Valeant plans to grow Salix business as drug company looks for turnaround.
More than a month after Valeant Pharmaceuticals received takeover offers for the stomach-drug business Salix, the company says it’s planning to grow the franchise it views as core to its turnaround.
Chief executive Joseph Papa said Wednesday the Quebec-based company will try to expand the sale of prescriptions for products like Xifaxan by launching a program early next year selling to primary care physicians.
Valeant is also looking at identifying additional uses for the drug after early research suggested it could be helpful for C. difficile hospital infections and NASH patients that suffer from liver damage.
“It’s a great asset as evidenced by other external people that also view it as a great asset so we’re going to invest in it,” Papa told a BMO health-care conference Wednesday in New York City.

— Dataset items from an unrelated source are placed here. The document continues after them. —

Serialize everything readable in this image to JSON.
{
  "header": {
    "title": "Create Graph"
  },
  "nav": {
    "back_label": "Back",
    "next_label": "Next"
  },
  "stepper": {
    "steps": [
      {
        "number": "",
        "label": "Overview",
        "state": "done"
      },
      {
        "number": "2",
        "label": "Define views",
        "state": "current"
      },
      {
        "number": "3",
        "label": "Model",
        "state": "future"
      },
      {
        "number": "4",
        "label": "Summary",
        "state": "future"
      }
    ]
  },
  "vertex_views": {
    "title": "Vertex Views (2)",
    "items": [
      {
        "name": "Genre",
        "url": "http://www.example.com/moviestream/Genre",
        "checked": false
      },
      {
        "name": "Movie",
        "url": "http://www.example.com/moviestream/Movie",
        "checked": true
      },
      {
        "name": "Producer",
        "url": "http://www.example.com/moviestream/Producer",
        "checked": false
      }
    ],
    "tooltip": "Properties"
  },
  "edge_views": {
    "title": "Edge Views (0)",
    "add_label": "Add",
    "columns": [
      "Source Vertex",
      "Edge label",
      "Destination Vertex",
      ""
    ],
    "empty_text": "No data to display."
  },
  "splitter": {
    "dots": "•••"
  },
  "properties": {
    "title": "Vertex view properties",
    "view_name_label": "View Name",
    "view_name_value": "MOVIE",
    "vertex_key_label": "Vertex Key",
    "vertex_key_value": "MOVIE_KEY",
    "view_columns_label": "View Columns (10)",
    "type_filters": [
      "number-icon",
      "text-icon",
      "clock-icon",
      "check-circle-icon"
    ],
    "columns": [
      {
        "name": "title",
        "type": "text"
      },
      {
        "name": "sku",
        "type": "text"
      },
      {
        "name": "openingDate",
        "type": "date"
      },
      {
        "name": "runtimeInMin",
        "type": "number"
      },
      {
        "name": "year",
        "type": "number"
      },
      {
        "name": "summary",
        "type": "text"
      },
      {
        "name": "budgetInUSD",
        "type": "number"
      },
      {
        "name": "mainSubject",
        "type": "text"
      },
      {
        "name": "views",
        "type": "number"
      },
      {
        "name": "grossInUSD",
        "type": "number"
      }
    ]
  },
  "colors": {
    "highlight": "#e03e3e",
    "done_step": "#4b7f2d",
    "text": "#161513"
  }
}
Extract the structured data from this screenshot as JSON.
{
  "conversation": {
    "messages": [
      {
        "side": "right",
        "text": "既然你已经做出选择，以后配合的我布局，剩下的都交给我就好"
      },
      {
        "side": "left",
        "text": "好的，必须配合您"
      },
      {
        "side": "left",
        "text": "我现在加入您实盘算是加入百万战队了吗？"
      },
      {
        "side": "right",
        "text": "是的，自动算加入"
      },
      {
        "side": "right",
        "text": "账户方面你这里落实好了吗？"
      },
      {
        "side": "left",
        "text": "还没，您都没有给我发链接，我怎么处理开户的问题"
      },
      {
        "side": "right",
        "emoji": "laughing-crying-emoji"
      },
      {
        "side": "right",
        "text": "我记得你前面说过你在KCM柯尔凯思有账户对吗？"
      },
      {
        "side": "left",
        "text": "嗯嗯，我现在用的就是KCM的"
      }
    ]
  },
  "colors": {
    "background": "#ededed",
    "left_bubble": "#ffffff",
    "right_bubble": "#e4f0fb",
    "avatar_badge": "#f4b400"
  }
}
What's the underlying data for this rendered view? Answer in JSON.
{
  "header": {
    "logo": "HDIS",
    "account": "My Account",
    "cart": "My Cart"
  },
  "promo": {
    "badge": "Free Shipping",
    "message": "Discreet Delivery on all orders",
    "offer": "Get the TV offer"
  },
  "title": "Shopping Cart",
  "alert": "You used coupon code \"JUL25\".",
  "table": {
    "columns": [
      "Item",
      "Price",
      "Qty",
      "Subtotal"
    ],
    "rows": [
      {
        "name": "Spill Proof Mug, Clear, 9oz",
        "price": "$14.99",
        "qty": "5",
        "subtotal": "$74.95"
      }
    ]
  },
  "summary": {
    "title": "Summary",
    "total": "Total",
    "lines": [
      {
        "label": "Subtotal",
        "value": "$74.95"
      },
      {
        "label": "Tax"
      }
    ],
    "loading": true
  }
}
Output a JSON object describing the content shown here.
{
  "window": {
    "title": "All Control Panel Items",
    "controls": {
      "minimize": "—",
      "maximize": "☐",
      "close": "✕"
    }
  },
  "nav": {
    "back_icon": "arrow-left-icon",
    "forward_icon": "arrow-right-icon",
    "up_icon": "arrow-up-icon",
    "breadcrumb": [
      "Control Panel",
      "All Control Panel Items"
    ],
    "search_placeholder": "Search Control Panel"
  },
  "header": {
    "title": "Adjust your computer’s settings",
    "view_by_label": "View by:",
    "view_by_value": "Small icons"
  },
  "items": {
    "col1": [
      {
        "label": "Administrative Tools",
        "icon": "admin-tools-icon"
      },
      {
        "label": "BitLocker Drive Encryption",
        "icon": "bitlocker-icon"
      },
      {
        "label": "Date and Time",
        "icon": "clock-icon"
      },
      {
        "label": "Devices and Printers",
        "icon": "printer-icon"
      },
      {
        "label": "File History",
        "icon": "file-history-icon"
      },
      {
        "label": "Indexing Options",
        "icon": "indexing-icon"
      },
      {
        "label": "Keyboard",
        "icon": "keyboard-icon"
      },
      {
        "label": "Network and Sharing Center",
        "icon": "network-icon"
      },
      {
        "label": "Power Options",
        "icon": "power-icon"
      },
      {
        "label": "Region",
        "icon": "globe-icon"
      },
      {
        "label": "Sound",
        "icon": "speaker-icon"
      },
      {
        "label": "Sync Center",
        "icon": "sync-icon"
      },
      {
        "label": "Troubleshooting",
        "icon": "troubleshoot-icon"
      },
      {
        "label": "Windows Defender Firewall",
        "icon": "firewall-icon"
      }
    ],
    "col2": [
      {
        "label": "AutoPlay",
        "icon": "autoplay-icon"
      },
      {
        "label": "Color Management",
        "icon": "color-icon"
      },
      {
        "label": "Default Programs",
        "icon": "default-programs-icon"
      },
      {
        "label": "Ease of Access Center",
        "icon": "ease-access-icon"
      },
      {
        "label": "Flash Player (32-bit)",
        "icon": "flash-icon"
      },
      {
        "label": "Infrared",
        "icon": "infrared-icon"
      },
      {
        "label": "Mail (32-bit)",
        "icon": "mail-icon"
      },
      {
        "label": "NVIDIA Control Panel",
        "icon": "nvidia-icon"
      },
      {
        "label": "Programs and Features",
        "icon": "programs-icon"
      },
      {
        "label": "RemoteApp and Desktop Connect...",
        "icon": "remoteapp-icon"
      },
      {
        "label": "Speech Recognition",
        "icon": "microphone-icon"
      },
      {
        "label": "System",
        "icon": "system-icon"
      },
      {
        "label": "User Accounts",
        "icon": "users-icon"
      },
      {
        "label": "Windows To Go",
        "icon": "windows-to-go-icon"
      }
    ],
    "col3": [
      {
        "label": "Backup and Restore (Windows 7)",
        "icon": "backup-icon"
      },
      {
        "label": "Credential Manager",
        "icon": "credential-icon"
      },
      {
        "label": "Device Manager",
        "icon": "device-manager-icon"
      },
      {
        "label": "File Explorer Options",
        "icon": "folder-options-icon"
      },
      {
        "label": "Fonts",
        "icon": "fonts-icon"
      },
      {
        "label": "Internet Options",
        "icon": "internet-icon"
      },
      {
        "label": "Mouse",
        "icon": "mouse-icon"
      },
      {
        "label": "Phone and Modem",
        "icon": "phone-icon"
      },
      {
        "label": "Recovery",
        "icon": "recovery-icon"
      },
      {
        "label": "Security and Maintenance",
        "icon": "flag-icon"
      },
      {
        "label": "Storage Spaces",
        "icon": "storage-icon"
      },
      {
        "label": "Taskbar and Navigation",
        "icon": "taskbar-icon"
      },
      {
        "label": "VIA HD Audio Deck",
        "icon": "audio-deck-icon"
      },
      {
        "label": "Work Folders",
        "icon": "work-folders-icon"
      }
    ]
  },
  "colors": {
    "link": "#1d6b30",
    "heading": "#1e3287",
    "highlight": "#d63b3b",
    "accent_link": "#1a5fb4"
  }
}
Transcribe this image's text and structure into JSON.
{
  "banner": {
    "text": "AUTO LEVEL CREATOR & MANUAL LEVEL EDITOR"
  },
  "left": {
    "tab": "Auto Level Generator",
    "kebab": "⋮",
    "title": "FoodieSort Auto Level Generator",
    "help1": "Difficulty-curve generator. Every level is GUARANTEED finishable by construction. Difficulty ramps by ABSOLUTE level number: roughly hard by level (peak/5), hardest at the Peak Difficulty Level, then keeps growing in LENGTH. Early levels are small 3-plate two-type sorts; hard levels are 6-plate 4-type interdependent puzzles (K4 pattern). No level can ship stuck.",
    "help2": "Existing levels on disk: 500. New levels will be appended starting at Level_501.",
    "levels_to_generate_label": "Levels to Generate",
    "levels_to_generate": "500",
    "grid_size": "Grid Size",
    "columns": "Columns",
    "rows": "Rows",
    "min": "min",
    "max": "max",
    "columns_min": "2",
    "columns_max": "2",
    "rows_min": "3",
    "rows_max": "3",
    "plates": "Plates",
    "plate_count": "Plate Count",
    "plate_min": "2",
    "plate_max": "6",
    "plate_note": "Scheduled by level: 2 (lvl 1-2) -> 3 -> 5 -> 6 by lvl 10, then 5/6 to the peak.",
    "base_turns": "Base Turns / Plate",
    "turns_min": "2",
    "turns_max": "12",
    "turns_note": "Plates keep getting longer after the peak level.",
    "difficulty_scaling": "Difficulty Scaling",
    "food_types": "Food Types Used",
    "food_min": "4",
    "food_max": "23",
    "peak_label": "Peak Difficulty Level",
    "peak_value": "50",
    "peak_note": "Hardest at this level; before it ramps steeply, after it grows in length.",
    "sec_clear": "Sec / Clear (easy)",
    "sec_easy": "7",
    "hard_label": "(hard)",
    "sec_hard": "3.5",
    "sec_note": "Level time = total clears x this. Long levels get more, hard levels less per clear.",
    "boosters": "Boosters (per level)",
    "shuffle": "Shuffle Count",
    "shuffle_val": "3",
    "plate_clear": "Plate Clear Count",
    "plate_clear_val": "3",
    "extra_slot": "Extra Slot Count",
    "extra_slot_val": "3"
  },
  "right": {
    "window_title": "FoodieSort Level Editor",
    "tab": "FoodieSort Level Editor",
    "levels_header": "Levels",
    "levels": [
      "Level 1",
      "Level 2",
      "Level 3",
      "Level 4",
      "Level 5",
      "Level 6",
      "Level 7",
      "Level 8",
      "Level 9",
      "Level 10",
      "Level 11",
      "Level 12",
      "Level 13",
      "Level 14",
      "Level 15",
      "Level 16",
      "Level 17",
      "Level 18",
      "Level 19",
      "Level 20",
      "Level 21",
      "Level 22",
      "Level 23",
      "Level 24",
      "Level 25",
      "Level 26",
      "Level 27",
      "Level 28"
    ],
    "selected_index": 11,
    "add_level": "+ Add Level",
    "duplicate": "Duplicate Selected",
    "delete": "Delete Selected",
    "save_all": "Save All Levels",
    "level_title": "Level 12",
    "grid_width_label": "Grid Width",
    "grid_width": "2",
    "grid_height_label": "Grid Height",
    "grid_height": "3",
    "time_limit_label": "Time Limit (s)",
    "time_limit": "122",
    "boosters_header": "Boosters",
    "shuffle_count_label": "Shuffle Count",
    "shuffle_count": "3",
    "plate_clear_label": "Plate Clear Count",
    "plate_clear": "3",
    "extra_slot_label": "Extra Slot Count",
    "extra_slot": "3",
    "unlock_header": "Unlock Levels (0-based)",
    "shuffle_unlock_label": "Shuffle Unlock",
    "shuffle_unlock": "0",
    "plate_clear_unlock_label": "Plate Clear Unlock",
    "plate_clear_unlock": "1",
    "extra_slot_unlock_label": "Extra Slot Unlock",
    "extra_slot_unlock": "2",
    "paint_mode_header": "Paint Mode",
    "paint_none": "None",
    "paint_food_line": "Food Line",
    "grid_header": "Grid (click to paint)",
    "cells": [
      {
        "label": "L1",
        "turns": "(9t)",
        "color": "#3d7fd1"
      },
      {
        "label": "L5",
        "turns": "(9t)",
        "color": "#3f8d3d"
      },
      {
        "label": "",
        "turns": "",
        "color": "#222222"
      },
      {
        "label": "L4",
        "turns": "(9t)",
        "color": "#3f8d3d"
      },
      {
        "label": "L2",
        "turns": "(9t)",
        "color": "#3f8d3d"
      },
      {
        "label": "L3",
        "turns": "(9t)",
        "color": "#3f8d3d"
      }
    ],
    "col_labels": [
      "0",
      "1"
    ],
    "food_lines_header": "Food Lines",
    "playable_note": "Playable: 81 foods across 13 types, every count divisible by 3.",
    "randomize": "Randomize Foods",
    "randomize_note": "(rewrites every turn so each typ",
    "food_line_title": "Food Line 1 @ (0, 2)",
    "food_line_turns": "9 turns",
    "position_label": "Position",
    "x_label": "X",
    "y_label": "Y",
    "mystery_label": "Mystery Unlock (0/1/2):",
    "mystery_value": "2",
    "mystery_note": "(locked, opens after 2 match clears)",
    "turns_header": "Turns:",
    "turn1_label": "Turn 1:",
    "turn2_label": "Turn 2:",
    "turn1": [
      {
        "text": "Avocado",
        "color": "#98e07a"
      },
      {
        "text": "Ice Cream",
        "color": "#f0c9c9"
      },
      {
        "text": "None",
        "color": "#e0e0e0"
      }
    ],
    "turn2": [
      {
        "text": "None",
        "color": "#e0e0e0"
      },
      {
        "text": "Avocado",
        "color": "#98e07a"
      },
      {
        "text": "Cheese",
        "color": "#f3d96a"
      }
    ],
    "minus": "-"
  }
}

Takeda Pharmaceutical had tried to buy the Salix business but talks reportedly broke down.
Valeant is hoping to reduce its US$30 billion of debt by selling non-core assets for about US$8 billion.
Papa insisted that Valeant has a good future despite enduring “a very turbulent year” in 2016.
Even with about US$10 billion in annual sales and a large debt, Papa likened Valeant to a startup, with a new board, new management and a pipeline of new products to launch.
He said Valeant has been able to reduce the number of people fleeing the company and also attracted top talent.
“They come to us because they see this is the turnaround opportunity of a lifetime,” he told investors.
Still, its shares, which lost 90 percent of their value in the past year, hit a six-year low of $18.30 in early trading on the Toronto Stock Exchange.
The drop followed the announced departure of three senior executives and the sale of a US$3.47 million worth of shares by director Bill Ackman of Pershing Square Capital Management to generate year-end losses for tax purposes.
They partially recovered to $18.77 in later trading, down almost four percent on the day.